Another time, after arriving in Beijing, Luo was taken away from his hotel by local police officers who he said forced him to sign a statement that he wouldn’t petition central authorities before they would set him free.
“There are hundreds of thousands of victims who are just like me, and most of them are elderly people who trusted the party and the government—the money they lost was their pension and life insurance money,” he said.
“But the liar is the one we trusted most: the government and banks … we lent money to businesses run by the government out of trust in the government and banks, love for the party and country, and the belief we were contributing to the country’s reserves. We weren’t trading stocks or futures.”
Luo said he and other investors were angered by the government’s response to the Fanya default, and that some had threatened to commit suicide or kill officials they believed responsible for their losses.
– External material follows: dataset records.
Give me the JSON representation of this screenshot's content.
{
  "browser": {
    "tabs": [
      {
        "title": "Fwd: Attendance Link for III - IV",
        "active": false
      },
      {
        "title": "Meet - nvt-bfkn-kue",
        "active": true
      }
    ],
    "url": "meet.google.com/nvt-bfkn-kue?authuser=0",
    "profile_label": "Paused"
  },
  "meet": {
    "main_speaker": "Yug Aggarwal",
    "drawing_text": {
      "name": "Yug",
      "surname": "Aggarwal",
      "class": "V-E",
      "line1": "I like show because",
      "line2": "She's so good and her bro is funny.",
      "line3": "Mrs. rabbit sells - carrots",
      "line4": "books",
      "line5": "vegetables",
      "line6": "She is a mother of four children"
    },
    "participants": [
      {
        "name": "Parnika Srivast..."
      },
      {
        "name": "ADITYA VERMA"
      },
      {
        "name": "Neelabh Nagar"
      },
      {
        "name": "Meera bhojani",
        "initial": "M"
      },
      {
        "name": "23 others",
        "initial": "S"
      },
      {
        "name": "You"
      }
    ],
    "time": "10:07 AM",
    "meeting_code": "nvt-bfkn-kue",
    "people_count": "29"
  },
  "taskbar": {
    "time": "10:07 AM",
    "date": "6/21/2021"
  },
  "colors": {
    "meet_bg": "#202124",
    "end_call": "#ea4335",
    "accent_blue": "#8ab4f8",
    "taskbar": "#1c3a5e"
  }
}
He said he believed that if central authorities had a better understanding of what happened to investors, they would surely intervene.
Among the reasons investors believe the authorities are responsible for Fanya’s conduct is that both the Kunming and Yunnan governments approved the establishment of the metal exchange in 2011, despite having no authority to do so, in a bid to draw investment to the province.
In addition to several documents issued by the government bodies pledging support for Fanya through regulation and tax incentives, neither took steps to rein in the company before it defaulted, though both publicly denounced it in the aftermath.
A number of announcements issued by China’s State Council since 2011 had called for reforms to clean up the nation’s trading platforms, but on-site inspections of Fanya conducted in 2013 by the Yunnan Province Securities Regulatory Bureau and other relevant departments approved of the state of the company’s operations.
Xia Ming, a political science professor at the City University of New York, told RFA that while it is unclear whether the Yunnan and Kunming governments should bear financial responsibility for the Fanya default, they certainly bear political responsibility.
“Because the government’s regulation of Fanya had problems, it constitutes a lack of supervision,” he said.
“Most people know nothing about it, and they will never think the problems of government supervision [led to the default].”
However, the government is unlikely to compensate the stakeholders because it does not want to set a precedent of covering investment risk, he said.
“From the government’s point of view, they have no ability to respond to emerging crises such as Fanya. And even if they compensated the loss, they can’t do so indiscriminately, because that would set China on the road from a market economy back to a planned economy.”
Xia said that official support for Fanya misled many stakeholders and caused them to disregard risks associated with high-yield investments.
But he said investors should acknowledge that their own financial motivations were in part to blame for their losses and cautioned them against taking official endorsements as assurances of a risk-free speculation.
Reported by Wen Jian for RFA’s Mandarin Service. Written in English by Joshua Lipes.